Jesselton, British North Borneo, Atkinson Clock Tower and Government Offices, c. 1910.
Jesselton, British North Borneo, Atkinson Clock Tower and Government Offices, c. 1910.

Atkinson Clock Tower

Buildings and structures in Kota KinabaluClock towers in MalaysiaMonuments and memorials in SabahTowers completed in 1905
4 min read

A mother's grief built the oldest structure still standing in Kota Kinabalu. In December 1902, Francis George Atkinson, the first district officer of the colonial town then called Jesselton, died of what was variously called malaria or "Borneo Fever." He was 28 years old. His mother, Mary Edith Atkinson, responded by presenting the town with a two-faced clock, and his friends raised the funds to build a tower worthy of housing it. The Atkinson Clock Tower was commissioned on 20 April 1905, and its chimes, crafted by William Potts and Sons of Leeds, could be heard across the entire settlement even before the structure was finished.

Carpentry of a Ship's Carpenter

The clock tower was built from Mirabau wood, a tropical hardwood known for its resistance to termites and moisture, qualities essential for any structure expected to survive Borneo's equatorial climate. The funding came from Atkinson's friends and colleagues, supplemented by what historians believe were additional funds channeled from the shipwrights of visiting naval vessels. The evidence for this maritime connection lies in the tower's internal carpentry, which bears all the hallmarks of work done by a ship's carpenter: tight, precise joinery designed to withstand movement and stress.
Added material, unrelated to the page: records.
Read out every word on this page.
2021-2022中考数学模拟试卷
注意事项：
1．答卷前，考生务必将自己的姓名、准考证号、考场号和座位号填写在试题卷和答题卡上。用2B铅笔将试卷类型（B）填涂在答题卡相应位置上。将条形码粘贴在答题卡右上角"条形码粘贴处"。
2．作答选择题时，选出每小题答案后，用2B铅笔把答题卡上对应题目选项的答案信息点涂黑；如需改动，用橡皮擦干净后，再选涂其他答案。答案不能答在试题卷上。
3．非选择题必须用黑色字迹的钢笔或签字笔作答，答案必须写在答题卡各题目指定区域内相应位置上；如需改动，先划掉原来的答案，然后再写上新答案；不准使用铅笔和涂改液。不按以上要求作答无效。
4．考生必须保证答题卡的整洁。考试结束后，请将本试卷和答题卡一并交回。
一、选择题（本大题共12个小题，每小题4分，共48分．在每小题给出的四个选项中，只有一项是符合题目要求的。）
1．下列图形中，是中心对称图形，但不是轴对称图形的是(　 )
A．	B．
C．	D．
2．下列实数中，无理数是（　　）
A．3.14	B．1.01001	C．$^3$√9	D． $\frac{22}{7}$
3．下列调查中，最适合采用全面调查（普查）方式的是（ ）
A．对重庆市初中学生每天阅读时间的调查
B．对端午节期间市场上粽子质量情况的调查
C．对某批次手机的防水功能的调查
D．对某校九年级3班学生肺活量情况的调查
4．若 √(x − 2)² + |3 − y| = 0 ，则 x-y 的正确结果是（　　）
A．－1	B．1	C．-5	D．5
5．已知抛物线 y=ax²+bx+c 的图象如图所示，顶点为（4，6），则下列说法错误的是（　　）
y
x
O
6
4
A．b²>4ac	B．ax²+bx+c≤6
The clock mechanism itself was manufactured by William Potts and Sons, a Leeds firm established in 1883 that later became part of the Smith of Derby Group in 1933. While still under construction, the clock began keeping time on 19 April 1905, one day before the tower was officially commissioned.
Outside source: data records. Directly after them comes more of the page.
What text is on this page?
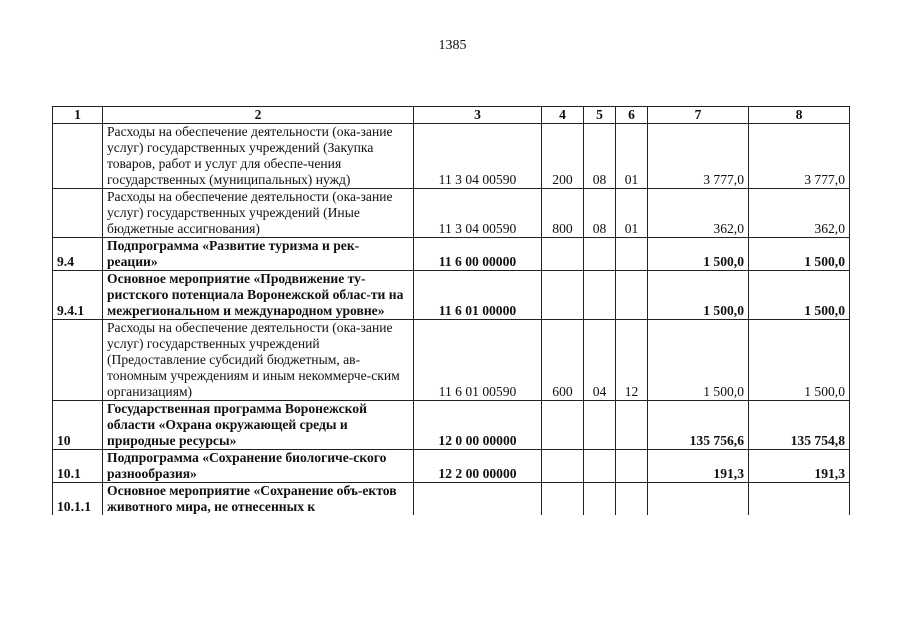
1385
1	2	3	4	5	6	7	8
	Расходы на обеспечение деятельности (ока-зание услуг) государственных учреждений (Закупка товаров, работ и услуг для обеспе-чения государственных (муниципальных) нужд)	11 3 04 00590	200	08	01	3 777,0	3 777,0
	Расходы на обеспечение деятельности (ока-зание услуг) государственных учреждений (Иные бюджетные ассигнования)	11 3 04 00590	800	08	01	362,0	362,0
9.4	Подпрограмма «Развитие туризма и рек-реации»	11 6 00 00000				1 500,0	1 500,0
9.4.1	Основное мероприятие «Продвижение ту-ристского потенциала Воронежской облас-ти на межрегиональном и международном уровне»	11 6 01 00000				1 500,0	1 500,0
	Расходы на обеспечение деятельности (ока-зание услуг) государственных учреждений (Предоставление субсидий бюджетным, ав-тономным учреждениям и иным некоммерче-ским организациям)	11 6 01 00590	600	04	12	1 500,0	1 500,0
10	Государственная программа Воронежской области «Охрана окружающей среды и природные ресурсы»	12 0 00 00000				135 756,6	135 754,8
10.1	Подпрограмма «Сохранение биологиче-ского разнообразия»	12 2 00 00000				191,3	191,3
10.1.1	Основное мероприятие «Сохранение объ-ектов животного мира, не отнесенных к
The Only Thing Left Standing

When Japanese bombing and Allied air raids reduced Jesselton to rubble during World War II, the Atkinson Clock Tower survived. Nearly every other colonial-era structure in the town was destroyed. The reasons for its survival are not entirely clear; whether it was too small to target, too far from strategic objectives, or simply lucky. But the result was that when the town rebuilt itself as Kota Kinabalu, the clock tower on the bluff along Signal Hill Road became the sole physical link to the pre-war settlement. A road once named Atkinson Drive in the officer's honor was renamed Jalan Istana, but the tower itself kept its name and its position, overlooking the city from its perch above the harbor.
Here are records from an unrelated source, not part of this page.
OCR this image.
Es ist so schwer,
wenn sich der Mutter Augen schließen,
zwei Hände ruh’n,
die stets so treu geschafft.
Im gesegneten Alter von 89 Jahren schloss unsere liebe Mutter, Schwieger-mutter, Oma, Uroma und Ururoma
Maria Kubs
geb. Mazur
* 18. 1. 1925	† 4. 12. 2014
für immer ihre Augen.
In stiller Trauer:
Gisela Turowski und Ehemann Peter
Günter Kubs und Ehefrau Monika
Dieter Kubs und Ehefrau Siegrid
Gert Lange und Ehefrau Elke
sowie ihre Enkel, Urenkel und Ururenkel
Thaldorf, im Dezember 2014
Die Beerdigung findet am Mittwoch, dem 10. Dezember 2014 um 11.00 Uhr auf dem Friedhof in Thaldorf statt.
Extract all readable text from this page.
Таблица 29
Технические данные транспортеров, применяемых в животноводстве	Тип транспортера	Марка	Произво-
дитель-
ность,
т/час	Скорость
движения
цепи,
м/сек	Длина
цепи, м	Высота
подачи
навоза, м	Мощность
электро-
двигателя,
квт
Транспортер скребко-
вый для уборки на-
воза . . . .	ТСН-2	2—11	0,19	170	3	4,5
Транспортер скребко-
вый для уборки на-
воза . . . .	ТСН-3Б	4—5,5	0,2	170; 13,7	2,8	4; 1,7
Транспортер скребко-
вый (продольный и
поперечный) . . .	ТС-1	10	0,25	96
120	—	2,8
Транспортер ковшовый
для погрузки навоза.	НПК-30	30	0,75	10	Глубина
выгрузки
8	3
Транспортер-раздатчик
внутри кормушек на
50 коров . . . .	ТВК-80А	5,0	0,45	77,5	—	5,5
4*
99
Developers, Defenders, and the Heritage Line

In 2011, developers proposed building a shopping mall on land adjacent to the clock tower, a project that would have dwarfed and overshadowed the 120-year-old structure. Heritage organizations and NGOs protested, and the plan was shelved. But it returned in 2017, this time with state government backing and a proposal to relocate the tower to a different site entirely. Kota Kinabalu City Hall stated publicly that it lacked the authority to move the tower, and the Malaysian Architect Association voiced strong opposition. On 23 February 2018, the tower was gazetted as one of 24 heritage sites under Sabah's new State Heritage Enactment of 2017, a legal protection that gave formal weight to what the public had been arguing all along: that some things are worth more where they stand than anywhere else.

The Chimes Above the City

Today the Atkinson Clock Tower sits where it has always sat, on the bluff where Signal Hill Road begins its climb above the waterfront. The city has grown up around it and beneath it and far beyond it, but the tower remains, a small wooden structure in a city of concrete and glass. Its two clock faces look out over the harbor and the islands of the South China Sea. In July 2016, the Daily Express newspaper reported that the clocks had stopped working, prompting the Sabah Museum to undertake repairs. The malfunction and the repair are both part of the story: the clock is old enough to break and valued enough to fix. Mary Edith Atkinson gave a clock to a town where her son died young. That town became a city, and the clock kept ticking, kept needing tending, kept standing while everything around it fell and was rebuilt.

From the Air

Located at 5.98°N, 116.08°E on a bluff along Signal Hill Road in Kota Kinabalu. The clock tower is a small wooden structure and not individually visible from high altitude, but Signal Hill itself is a prominent ridgeline above the city waterfront. Nearest airport is Kota Kinabalu International Airport (WBKK), approximately 7 km to the south. The tower overlooks the harbor and the islands of Tunku Abdul Rahman National Park. Best viewed on a low-altitude pass over the city center from the west, where Signal Hill and the waterfront are both visible.